An incredible 94% of SVB’s deposits were not FDIC insured. So it makes sense that it was vulnerable to a bank run. And it may very well become the new textbook example.
So the question becomes: what percentage of First Republic’s deposits are not FDIC insured?
The answer: 68%
At first glance, this number seems like it might be okay. For starters, it’s significantly lower than Silicon Valley Bank and Signature Bank, which both had about 90% of their deposits not covered by FDIC insurance. Making matters worse, SVB and Signature were known for serving two client sectors, venture capital and crypto, that are known for their herd mentality. This greatly compounded the issue.
On the other hand, data from S&P Global shows that, at most banks, about 50% of deposits are FDIC insured. At 68%, First Republic is significantly above that number.
The problem with banks that have largely uninsured deposit bases is that their clients are likely to flee for safer pastures at the first sign of trouble. We saw this happen in last week at SVB, and we very well could be seeing this play out at FRB as we speak.

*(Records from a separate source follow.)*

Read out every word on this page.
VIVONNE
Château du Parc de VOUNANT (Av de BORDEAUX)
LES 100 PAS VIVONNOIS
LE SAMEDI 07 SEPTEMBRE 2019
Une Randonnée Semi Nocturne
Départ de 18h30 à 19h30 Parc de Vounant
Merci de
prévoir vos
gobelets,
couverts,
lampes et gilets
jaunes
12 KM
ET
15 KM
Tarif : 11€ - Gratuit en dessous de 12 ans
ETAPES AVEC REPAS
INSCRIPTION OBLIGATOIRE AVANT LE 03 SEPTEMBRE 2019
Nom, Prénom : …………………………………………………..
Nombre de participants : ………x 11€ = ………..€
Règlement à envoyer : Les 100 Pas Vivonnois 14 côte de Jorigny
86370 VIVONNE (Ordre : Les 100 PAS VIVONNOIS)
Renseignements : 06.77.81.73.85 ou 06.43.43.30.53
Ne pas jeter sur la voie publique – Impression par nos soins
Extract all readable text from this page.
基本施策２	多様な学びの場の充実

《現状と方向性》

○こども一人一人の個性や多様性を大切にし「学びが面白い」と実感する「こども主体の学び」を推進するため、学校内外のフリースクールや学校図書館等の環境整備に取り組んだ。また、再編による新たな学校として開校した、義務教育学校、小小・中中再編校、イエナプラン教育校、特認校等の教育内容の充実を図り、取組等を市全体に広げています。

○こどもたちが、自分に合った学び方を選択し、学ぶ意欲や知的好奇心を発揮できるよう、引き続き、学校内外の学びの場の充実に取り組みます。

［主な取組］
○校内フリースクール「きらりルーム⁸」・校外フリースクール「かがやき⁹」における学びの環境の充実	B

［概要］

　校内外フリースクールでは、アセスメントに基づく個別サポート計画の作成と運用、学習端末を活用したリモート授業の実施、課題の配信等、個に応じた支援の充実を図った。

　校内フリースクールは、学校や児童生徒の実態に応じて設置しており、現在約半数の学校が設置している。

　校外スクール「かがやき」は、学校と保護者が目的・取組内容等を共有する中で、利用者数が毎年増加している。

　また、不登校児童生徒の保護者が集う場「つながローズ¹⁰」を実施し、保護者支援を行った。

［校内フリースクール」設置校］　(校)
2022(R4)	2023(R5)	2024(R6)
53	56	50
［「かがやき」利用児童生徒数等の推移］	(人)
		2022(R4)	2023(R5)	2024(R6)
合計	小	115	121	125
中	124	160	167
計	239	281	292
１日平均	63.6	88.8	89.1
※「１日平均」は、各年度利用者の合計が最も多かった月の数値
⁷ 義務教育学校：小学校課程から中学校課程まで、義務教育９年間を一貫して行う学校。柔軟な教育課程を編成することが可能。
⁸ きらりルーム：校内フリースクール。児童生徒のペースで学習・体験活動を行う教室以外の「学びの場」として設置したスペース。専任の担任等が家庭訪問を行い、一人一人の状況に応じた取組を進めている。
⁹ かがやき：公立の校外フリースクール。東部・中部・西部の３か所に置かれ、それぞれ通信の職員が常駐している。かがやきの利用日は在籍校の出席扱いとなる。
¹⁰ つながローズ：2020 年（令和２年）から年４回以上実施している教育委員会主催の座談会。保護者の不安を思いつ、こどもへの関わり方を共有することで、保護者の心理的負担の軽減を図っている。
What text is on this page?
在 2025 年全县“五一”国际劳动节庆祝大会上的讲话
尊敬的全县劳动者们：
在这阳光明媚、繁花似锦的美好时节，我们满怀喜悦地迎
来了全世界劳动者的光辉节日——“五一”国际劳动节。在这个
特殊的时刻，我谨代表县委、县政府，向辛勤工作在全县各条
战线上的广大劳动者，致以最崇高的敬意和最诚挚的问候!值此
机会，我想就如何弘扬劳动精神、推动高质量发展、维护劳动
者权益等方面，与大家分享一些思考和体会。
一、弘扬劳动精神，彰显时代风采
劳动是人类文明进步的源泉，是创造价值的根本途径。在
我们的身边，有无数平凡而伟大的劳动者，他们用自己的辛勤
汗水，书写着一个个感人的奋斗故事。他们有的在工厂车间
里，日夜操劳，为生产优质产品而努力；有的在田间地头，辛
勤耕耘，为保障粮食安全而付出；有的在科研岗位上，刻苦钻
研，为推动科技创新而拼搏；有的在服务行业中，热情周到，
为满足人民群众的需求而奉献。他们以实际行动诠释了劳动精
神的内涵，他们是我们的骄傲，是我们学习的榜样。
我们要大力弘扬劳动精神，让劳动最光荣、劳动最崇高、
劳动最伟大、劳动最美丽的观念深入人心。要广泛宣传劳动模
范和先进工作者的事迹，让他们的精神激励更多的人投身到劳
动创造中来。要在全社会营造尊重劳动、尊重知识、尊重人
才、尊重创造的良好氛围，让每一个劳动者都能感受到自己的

First Republic Meets the Criteria
As noted above, key elements to a classic bank run, are:
a high proportion of uninsured deposits - Check (not as bad as SVB…but still very much in the danger zone)
a fundamental loss of confidence in the bank itself - Check (have you seen the bank’s stock this week?)
a crisis which causes customers to panic - Check
For those counting at home, we’re officially 3 for 3.
This also helps to better explain why Wall Street Banks came to the rescue with a $30 billion rescue package Thursday - even as the bank repeatedly tried to reassure customers - again, again, and again - that it had more than enough liquidity.
This blog is not financial advice. But if you own any First Republic stock, just remember that shareholders are wiped out completely if the bank fails. Is it really worth the risk?
Anything else we should know?
The US Federal Reserve has recently began printing money again. Lots of it.
As you can see in the graph above, the Fed added $300 billion in assets to its portfolio last week. In the last 10 years, the only time Fed has added a larger sum ($0.5 trillion) in a single week was just after we started a global pandemic in March 2020. Yes, we are once again, in unprecedented times.
It’s interesting to note what happened the last time the Fed printed money to this degree. After initially plumetting to less than $5,000 in March 2020, the price of bitcoin multiplied by more than 12x the next year to over $60,000 by March 2021.*
For now, it’s just something to watch. But many are carefully watching to see just how much additional capital the Fed’s new backstop will inject into the system. According to one estimate from JPMorgan analysts, the maximum could rise as high as $2 trillion.
*This is not financial advice. Just an observation!